Cependant, le droit au silence ne saurait justifier tout défaut de coopération avec les autorités compétentes comme le refus de se présenter à une audition ou le recours à des manœuvres dilatoires

Faits et procédure. La Consob (commission nationale des sociétés et de la bourse, Italie) a infligé à une société des sanctions pour une infraction administrative de délit d’initié ainsi qu’une amende pour défaut de coopération. Dans le cadre de cette affaire, la Cour constitutionnelle italienne a été saisie d’une question incidente de constitutionnalité portant sur la disposition de droit italien sur le fondement de laquelle a été infligée la sanction pour défaut de coopération. Cette disposition sanctionne le défaut d’obtempérer dans les délais aux demandes de la Consob ou le fait de retarder l’exercice des fonctions de surveillance de cet organisme, y compris en ce qui concerne la personne à laquelle la Consob reproche un délit d’initié.

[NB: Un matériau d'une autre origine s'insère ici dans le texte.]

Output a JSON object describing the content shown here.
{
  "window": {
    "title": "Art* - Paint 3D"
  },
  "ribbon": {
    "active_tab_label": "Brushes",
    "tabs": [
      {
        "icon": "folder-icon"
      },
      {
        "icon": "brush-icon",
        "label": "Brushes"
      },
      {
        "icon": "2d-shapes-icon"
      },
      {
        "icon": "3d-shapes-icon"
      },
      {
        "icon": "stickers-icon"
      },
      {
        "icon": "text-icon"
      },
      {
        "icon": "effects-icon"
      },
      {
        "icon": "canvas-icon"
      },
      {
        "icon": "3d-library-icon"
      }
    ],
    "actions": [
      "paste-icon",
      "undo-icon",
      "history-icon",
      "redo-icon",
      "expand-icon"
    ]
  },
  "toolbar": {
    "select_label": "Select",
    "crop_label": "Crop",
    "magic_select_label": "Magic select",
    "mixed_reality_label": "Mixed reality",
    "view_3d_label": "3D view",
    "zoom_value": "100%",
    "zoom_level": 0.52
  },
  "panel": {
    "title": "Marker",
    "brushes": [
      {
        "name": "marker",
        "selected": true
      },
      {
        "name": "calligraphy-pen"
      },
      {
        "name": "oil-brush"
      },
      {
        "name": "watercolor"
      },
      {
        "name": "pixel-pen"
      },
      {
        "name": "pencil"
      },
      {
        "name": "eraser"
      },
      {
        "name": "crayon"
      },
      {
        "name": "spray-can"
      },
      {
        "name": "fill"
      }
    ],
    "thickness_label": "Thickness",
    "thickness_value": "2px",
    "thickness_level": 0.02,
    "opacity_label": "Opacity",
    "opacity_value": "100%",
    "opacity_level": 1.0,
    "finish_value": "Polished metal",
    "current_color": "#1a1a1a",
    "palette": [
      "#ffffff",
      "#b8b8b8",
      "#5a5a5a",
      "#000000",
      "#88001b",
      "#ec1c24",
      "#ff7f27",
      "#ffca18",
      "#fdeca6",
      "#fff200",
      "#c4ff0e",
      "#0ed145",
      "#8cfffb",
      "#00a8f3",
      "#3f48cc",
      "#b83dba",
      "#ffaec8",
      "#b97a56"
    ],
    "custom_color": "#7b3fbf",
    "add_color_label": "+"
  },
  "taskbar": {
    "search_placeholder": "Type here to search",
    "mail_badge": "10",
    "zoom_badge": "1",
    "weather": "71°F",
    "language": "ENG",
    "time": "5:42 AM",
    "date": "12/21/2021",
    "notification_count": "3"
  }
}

La disposition concernée ayant été adoptée en exécution d’une obligation spécifique imposée par la Directive n° 2003/6 du 28 janvier 2003, dite Directive « Abus de marché » (N° Lexbase : L8022BBQ) et constituant actuellement la mise en œuvre d’une disposition du Règlement n° 596/2014 du 16 avril 2014, dit Règlement « Abus de marché » (N° Lexbase : L4814I3P), la Cour constitutionnelle italienne a  alors interrogé la CJUE sur la compatibilité de ces actes avec la Charte des droits fondamentaux de l’Union européenne (ci-après la Charte) et, plus particulièrement, avec le droit de garder le silence.

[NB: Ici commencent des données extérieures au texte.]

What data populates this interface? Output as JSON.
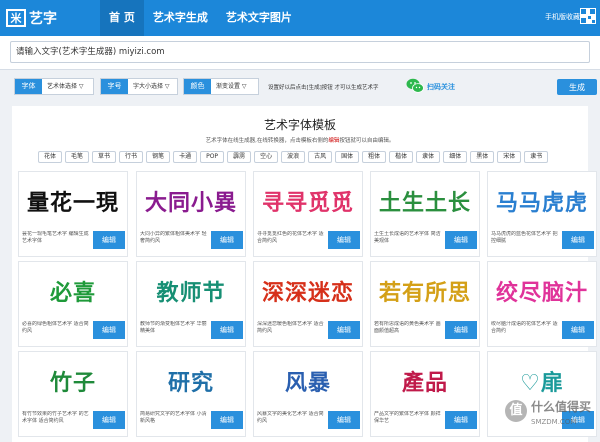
{
  "app": {
    "logo_mark": "米",
    "logo_text": "艺字"
  },
  "nav": [
    {
      "label": "首 页",
      "active": true
    },
    {
      "label": "艺术字生成"
    },
    {
      "label": "艺术文字图片"
    }
  ],
  "header": {
    "mobile_label": "手机版收藏"
  },
  "input": {
    "value": "请输入文字(艺术字生成器) miyizi.com"
  },
  "options": {
    "font": {
      "label": "字体",
      "value": "艺术体选择 ▽"
    },
    "size": {
      "label": "字号",
      "value": "字大小选择 ▽"
    },
    "color": {
      "label": "颜色",
      "value": "渐变设置 ▽"
    },
    "note": "设置好以后点击[生成]按钮  才可以生成艺术字",
    "wechat": "扫码关注",
    "generate": "生成"
  },
  "panel": {
    "title": "艺术字体模板",
    "sub_before": "艺术字体在线生成器,在线转换器，点击模板右侧的",
    "sub_highlight": "编辑",
    "sub_after": "按钮就可以自由编辑。",
    "tags": [
      "花体",
      "毛笔",
      "草书",
      "行书",
      "钢笔",
      "卡通",
      "POP",
      "霹雳",
      "空心",
      "波浪",
      "古风",
      "国体",
      "粗体",
      "楷体",
      "隶体",
      "细体",
      "黑体",
      "宋体",
      "隶书"
    ]
  },
  "cards": [
    {
      "art": "量花一現",
      "color": "#111111",
      "desc": "昙花一现毛笔艺术字 编辑生成艺术字体",
      "btn": "编辑"
    },
    {
      "art": "大同小異",
      "color": "#8a1b8f",
      "desc": "大同小异的繁体粗体美术字 轻奢简约风",
      "btn": "编辑"
    },
    {
      "art": "寻寻觅觅",
      "color": "#e0336a",
      "desc": "寻寻觅觅红色的花体艺术字 适合简约风",
      "btn": "编辑"
    },
    {
      "art": "土生土长",
      "color": "#2a8f3e",
      "desc": "土生土长成语的艺术字体 简洁美观体",
      "btn": "编辑"
    },
    {
      "art": "马马虎虎",
      "color": "#2a7fd0",
      "desc": "马马虎虎的蓝色花体艺术字 把控细腻",
      "btn": "编辑"
    },
    {
      "art": "必喜",
      "color": "#1f9a3a",
      "desc": "必喜的绿色粗体艺术字 适合简约风",
      "btn": "编辑"
    },
    {
      "art": "教师节",
      "color": "#178f74",
      "desc": "教师节的渐变粗体艺术字 华丽精美体",
      "btn": "编辑"
    },
    {
      "art": "深深迷恋",
      "color": "#d6301a",
      "desc": "深深迷恋暖色粗体艺术字 适合简约风",
      "btn": "编辑"
    },
    {
      "art": "若有所思",
      "color": "#d4a017",
      "desc": "若有所思成语的黄色美术字 画面颜值超高",
      "btn": "编辑"
    },
    {
      "art": "绞尽脑汁",
      "color": "#e0339a",
      "desc": "绞尽脑汁成语的花体艺术字 适合简约",
      "btn": "编辑"
    },
    {
      "art": "竹子",
      "color": "#1f8a3a",
      "desc": "有竹节效果的竹子艺术字 的艺术字体 适合简约风",
      "btn": "编辑"
    },
    {
      "art": "研究",
      "color": "#1f6fa8",
      "desc": "简易研究文字的艺术字体 小清新风格",
      "btn": "编辑"
    },
    {
      "art": "风暴",
      "color": "#2a5fb0",
      "desc": "风暴文字的美化艺术字 适合简约风",
      "btn": "编辑"
    },
    {
      "art": "產品",
      "color": "#c01a4a",
      "desc": "产品文字的繁体艺术字体 颜祥保华艺",
      "btn": "编辑"
    },
    {
      "art": "♡扉",
      "color": "#1a9a9a",
      "desc": "",
      "btn": "编辑"
    }
  ],
  "watermark": {
    "mark": "值",
    "text": "什么值得买",
    "url": "SMZDM.COM"
  }
}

Décision. La Cour, réunie en grande chambre, reconnaît l’existence, en faveur d’une personne physique, d’un droit au silence, protégé par la Charte, et juge que la Directive et le Règlement précités permettent aux États membres de respecter ce droit dans le cadre d’une enquête menée à l’encontre d’une telle personne et susceptible de conduire à l’établissement de sa responsabilité pour une infraction passible de sanctions administratives présentant un caractère pénal ou sa responsabilité pénale.

En outre, à la lumière de la jurisprudence de la Cour européenne des droits de l’Homme relative au droit à un procès équitable, la CJUE souligne que le droit au silence, qui est au cœur de la notion de « procès équitable », s’oppose, notamment, à ce qu’une personne physique « accusée » soit sanctionnée pour son refus de fournir à l’autorité compétente, au titre de la Directive n° 2003/6 ou du Règlement n° 596/2014, des réponses qui pourraient faire ressortir sa responsabilité pour une infraction passible de sanctions administratives à caractère pénal ou sa responsabilité pénale. La Cour précise, à cet égard, que la jurisprudence relative à l’obligation pour les entreprises de fournir, dans le cadre de procédures susceptibles de conduire à l’infliction de sanctions pour des comportements anticoncurrentiels, des informations qui pourraient ultérieurement être exploitées aux fins d’établir leur responsabilité pour de tels comportements ne peut pas s’appliquer par analogie pour établir la portée du droit au silence d’une personne physique accusée de délit d’initié.

La Cour ajoute que le droit au silence ne saurait toutefois justifier tout défaut de coopération de la personne concernée avec les autorités compétentes, tel qu’un refus de se présenter à une audition prévue par celles-ci ou des manœuvres dilatoires visant à en reporter la tenue. Elle note enfin que tant la Directive que le Règlement se prêtent à une interprétation conforme au droit au silence en ce sens qu’ils n’exigent pas qu’une personne physique soit sanctionnée pour son refus de fournir à l’autorité compétente des réponses dont pourrait ressortir sa responsabilité pour une infraction passible de sanctions administratives présentant un caractère pénal ou sa responsabilité pénale. Dans ces conditions, l’absence d’exclusion explicite de l’infliction d’une sanction pour un tel refus ne saurait affecter la validité de ces actes. Il incombe aux États membres d’assurer qu’une personne physique ne puisse pas être sanctionnée pour son refus de fournir de telles réponses à l’autorité compétente.